By then it was winding down, and I got about 2 weeks early out and went home for about 45 days and then on to Germany with a 155 unit until I got out in April of 1972. Sad thing is I didn't keep any record of the C Battery guys, so I can only remember a very few, but they were a really good bunch. I got my Bronze Star in Germany from the Sergeant Major of 108 Group, who I had gotten to know in those days in Dong Ha, and he remembered me, so that was nice. Loooonnnngggg time ago though."

Wayne Pope (70-71)
"B" Battery

"I read the article in the VFW magazine and thought they had it wrong as to who was there because I thought the 1/83rd guns were there because I was. I must have been one of the X number of guys Dennis refers to.  As I recall we took almost all the 2 ½ & 5 ton trucks from Gia Le. As a mechanic I got to pull double duty in that I also drove one of the trucks and my spot was at the end of the convey so that if a truck broke down I tried to fix it and if not hook a tow bar up and pull it. I believe, if my memory still works, that the guns were set up on the south side of the road as I almost missed the turnoff during a night convoy. I remember going by Khe Sanh, Vandergrift and the Rockpile. I wasn’t there for the entire operation because I got a drop and went back to Gia Le about 30 days before coming home and I left Vietnam April 4th 1971."

John Ward (70-71)
"HQ" Battery

"In reference to Bill Burke and Dennis Donati’s comments. I was in HQ MET section. I came in country in January 1970 and went immediately to Roy and Tomahawk before falling back to Eagle later in the summer where we got fat and lazy for too long (although we wouldn’t have admitted it at the time). If memory serves, about February ‘71 we were forced marched to JJ Carroll where we provided artillery support until about May. I don’t recall any of our unit going farther down Hwy 9 to Vandergrift, although it could have happened. By that time we generally saw the futility of trying to provide any meaningful upper air data to FDC without having full radiosonde capability, which we had at Carroll but probably not at Vandergrift. I’m kind of curious now. Maybe a MET unit from another artillery was there.

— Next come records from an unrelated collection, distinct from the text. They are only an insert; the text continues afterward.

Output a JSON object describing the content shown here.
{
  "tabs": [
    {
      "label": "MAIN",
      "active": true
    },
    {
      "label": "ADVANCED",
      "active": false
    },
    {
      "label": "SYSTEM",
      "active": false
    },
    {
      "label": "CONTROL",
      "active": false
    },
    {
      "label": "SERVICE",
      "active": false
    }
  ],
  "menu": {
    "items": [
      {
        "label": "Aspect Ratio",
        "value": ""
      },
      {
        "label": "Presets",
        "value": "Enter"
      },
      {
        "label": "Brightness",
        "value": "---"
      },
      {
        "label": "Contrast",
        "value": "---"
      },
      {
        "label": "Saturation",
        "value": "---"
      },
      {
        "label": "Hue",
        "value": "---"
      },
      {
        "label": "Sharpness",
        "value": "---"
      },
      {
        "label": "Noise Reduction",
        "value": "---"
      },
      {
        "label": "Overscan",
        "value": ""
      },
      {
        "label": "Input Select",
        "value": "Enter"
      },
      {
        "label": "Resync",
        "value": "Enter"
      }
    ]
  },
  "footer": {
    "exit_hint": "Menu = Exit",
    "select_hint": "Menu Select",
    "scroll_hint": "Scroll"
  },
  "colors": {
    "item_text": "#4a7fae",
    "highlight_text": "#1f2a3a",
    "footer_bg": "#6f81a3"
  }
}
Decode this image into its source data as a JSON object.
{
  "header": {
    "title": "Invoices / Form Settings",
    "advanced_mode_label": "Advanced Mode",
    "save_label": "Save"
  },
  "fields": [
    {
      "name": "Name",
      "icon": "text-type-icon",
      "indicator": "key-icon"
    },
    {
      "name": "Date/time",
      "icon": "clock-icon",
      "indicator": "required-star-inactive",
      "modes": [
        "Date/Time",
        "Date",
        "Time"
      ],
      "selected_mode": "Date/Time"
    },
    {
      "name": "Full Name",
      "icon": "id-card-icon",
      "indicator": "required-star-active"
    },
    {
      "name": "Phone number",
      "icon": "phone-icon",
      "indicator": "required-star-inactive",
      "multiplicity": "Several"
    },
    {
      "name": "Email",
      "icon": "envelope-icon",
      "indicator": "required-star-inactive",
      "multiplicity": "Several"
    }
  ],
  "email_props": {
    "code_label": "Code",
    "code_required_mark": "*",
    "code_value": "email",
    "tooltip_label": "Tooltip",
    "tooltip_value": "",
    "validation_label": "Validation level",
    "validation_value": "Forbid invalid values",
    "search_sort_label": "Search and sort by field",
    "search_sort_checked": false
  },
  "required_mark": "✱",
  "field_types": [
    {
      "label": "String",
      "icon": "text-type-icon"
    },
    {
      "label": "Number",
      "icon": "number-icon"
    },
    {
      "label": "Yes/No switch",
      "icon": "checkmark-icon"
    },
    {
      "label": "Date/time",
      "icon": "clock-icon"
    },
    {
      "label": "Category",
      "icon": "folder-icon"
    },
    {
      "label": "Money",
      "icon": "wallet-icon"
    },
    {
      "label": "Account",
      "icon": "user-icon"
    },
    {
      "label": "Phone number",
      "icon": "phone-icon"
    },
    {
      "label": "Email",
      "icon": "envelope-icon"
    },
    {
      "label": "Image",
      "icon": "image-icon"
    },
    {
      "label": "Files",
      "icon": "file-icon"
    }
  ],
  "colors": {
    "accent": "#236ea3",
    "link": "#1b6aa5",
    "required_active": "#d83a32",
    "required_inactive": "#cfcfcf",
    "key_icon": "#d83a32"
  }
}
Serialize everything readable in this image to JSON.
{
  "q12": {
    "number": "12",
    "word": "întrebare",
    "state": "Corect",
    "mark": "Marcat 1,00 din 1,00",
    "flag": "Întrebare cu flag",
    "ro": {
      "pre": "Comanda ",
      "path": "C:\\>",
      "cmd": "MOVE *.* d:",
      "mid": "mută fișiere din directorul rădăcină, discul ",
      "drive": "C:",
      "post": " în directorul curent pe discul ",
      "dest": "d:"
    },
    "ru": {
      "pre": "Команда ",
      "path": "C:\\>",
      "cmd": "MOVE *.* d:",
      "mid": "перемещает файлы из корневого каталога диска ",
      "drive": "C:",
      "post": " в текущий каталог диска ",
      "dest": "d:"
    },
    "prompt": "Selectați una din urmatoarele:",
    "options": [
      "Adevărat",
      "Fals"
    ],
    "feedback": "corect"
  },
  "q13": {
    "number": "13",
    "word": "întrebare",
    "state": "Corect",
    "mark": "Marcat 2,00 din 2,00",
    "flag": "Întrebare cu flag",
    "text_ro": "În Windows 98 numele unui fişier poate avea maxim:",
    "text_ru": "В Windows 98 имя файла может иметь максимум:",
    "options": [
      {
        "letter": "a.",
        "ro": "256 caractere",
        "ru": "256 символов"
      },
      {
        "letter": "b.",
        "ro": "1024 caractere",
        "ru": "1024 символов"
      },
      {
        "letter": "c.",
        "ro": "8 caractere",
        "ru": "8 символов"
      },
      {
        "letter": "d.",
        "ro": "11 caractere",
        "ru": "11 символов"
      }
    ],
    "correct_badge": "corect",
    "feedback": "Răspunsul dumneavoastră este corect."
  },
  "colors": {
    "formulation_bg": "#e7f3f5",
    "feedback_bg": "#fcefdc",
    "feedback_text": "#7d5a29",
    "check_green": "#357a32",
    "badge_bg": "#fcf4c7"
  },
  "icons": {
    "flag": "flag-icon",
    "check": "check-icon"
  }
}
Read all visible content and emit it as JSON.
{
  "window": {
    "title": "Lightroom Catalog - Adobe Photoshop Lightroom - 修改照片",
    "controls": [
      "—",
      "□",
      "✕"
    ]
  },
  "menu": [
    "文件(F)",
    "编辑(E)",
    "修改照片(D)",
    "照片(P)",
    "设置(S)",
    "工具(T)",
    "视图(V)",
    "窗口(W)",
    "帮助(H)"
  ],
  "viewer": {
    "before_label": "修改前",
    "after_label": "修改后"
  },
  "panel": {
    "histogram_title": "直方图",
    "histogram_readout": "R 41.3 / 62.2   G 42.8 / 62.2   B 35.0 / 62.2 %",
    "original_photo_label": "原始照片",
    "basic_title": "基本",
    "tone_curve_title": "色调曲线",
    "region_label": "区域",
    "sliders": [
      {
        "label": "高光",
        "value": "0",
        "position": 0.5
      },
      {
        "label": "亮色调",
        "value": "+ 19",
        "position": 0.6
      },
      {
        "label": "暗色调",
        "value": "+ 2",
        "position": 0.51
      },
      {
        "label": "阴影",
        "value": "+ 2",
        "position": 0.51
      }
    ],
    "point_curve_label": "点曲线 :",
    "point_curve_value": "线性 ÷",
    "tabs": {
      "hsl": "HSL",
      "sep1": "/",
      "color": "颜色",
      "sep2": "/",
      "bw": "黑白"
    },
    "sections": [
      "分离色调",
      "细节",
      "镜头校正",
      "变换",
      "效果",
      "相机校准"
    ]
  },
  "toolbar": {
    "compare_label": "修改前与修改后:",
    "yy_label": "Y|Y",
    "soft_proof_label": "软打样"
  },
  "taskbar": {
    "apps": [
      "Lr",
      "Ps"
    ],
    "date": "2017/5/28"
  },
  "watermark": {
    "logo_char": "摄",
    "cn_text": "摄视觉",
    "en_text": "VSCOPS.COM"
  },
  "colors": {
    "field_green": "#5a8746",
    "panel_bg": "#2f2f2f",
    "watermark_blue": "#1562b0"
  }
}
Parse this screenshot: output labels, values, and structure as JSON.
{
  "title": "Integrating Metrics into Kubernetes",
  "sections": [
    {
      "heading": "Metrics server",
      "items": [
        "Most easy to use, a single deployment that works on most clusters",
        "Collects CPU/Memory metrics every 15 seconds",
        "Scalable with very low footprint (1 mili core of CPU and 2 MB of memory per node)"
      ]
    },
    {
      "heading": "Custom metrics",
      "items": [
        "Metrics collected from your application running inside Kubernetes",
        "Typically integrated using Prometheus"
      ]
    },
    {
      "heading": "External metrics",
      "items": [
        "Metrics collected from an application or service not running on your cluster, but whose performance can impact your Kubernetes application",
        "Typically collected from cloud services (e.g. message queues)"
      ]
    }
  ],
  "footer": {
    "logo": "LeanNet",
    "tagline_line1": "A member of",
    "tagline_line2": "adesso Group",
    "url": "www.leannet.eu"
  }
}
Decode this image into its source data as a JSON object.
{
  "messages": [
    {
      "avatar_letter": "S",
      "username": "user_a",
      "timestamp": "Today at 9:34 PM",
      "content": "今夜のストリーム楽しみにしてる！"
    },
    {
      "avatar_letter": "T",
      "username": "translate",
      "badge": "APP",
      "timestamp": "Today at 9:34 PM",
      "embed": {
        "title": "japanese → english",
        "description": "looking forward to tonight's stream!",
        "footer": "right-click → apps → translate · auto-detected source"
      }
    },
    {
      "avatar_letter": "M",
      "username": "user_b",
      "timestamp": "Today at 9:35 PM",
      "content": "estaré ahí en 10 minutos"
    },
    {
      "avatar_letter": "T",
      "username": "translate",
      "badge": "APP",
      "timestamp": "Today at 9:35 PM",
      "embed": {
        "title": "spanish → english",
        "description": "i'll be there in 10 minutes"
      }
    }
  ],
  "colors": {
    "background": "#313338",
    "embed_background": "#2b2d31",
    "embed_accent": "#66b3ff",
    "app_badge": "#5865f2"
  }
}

There were no 1/83 batteries operating out of Carroll at that time, which I think agrees with Bill Burke’s description. We supported some ARVN artillery there, plus others closer to Khe Sahn. Carroll was a mess, being mostly a staging and support area, with a mix of authorities. We would take 5-10 perfunctory rocket or mortar rounds every day, which after a while didn’t even cause postponement of shooting hoops or burning shit, which were our only diversions, those and occasional dashes down Hwy 9 to Dong Ha to buy beer and ice.

Regards,
John Ward (70-71) HQ MET"

Ed Note. When I asked John what a "radiosonde" is he followed up with this...

"A radiosonde is an electronic instrument we hang below weather balloons that transmits certain meteorlogic parameters back to the station. It also permits us to automatically track the balloon independent of time of day or cloud conditions. It demands a lot of equipment and support so it was more likely that a MET unit would not be close to the front but be back on some more stable FSB, such as at Carroll rather than Vandegrift.

Times that the powers above sent us MET people out to support artillery on advance bases (such as at Tomahawk) usually turned into a fiasco because we had to visually track the balloon, which often disappeared into a cloud after a couple hundred feet."